Ah ! ce n’est pas long : des hordes de glapissements traversent la nuit et viennent s’abîmer contre moi avec des brisements cuivrés. Me voilà précipitamment assailli d’éclairs, éclaboussé d’étincelles et de poussière jaune. Des souffles rouges me chauffent le visage.

Dans des crevasses de lumière je distingue des petites nuées couleur de feu : les fusants.

Tout à l’entour, d’éblouissantes clartés sifflent, craquent et détonent. J’aperçois mon avion à la splendeur des éclatements : il rutile, la fumée l’enveloppe, on le croirait en flammes... le barrage, le barrage : obus, minen, torpilles tombent en avalanche. Sous l’ombre des fusées les piquets s’élèvent, ils prennent des attitudes bizarres et dansent comme de grands spectres. Quelques balles cinglent et la fusillade s’emporte : les fils de fer scintillent, des lignes brisées s’allument dans le réseau. Les percutants me rasent et, à chaque instant, me coupent la respiration. Des morceaux de braise lapident le sol. D’autres fragments sont invisibles. J’entends leurs cris voraces. Ils se croisent, se recroisent, m’effleurent et s’égarent : ils ne me toucheront pas.
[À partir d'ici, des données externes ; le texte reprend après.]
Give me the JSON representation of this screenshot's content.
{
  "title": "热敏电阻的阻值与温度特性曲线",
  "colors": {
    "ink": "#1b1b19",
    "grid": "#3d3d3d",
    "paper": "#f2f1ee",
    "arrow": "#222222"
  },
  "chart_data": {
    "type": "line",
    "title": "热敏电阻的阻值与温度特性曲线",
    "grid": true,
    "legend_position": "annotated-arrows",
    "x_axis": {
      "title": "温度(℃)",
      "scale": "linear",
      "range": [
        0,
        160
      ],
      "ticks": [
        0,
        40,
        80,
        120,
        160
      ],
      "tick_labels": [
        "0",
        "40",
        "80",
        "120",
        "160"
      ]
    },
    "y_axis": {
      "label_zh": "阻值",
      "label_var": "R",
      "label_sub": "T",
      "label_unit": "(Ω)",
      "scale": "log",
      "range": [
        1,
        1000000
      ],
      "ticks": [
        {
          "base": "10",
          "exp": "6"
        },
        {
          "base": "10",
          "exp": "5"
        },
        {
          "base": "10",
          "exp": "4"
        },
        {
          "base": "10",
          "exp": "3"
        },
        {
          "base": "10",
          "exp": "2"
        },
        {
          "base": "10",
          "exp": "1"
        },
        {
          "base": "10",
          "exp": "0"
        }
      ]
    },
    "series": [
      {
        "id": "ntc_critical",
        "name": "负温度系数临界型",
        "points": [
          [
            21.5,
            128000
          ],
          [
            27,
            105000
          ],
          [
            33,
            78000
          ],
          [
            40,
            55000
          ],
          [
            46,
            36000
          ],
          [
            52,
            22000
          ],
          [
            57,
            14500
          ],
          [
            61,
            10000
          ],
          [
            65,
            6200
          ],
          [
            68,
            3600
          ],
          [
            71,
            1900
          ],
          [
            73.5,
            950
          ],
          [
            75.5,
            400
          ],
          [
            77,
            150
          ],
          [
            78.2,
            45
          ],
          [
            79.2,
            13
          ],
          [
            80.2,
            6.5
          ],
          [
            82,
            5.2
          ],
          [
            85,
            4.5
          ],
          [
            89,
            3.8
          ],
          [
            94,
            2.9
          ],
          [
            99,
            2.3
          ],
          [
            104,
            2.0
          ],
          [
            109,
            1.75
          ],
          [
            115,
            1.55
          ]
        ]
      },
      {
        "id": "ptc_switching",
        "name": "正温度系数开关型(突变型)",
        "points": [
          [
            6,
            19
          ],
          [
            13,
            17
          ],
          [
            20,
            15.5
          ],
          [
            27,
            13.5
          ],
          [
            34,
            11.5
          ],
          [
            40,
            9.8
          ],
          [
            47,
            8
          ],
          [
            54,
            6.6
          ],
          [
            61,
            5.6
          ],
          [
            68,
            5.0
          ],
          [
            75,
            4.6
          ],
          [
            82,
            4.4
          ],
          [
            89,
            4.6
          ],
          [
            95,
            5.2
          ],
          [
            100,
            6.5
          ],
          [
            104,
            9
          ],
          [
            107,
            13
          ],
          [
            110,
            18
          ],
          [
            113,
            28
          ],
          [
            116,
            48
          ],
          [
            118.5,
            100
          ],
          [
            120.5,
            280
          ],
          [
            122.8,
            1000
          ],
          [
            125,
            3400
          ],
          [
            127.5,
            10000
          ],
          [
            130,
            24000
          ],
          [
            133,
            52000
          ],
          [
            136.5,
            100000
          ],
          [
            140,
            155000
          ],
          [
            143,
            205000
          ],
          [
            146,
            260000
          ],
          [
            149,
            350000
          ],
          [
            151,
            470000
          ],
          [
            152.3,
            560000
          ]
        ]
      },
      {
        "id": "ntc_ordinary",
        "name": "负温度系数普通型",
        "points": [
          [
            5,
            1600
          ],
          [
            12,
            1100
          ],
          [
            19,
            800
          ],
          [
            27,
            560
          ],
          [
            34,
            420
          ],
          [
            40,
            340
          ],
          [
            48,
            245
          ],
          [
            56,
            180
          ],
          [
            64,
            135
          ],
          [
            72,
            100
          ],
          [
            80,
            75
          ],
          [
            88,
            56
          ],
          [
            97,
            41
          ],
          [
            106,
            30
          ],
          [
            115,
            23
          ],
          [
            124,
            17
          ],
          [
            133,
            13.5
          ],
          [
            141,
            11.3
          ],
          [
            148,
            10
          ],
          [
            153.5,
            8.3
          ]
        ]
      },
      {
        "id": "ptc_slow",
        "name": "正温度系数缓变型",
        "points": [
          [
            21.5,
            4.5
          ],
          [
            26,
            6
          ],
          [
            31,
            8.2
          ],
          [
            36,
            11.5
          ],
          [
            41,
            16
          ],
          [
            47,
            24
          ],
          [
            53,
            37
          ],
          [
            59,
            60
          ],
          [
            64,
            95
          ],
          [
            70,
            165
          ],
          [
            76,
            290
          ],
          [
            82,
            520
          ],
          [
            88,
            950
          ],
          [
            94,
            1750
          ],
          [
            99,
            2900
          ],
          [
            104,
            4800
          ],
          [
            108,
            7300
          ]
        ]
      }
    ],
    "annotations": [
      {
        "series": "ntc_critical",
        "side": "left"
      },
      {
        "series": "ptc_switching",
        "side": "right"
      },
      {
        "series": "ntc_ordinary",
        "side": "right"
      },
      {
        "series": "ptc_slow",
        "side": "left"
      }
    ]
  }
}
Je me propose de commencer des appels vers nos tranchées. « Les zouaves me croient prisonnier, pensai-je, il faut absolument les assurer de ma présence. »

Alors, entre deux explosions recueillant mon souffle, les ongles plantés dans la paume de mes mains, je hurle à pleine gorge :

— Les Français à moi !

Rien ne me répond, rien... que le bourdonnement des éclats errant dans la nuit splendide.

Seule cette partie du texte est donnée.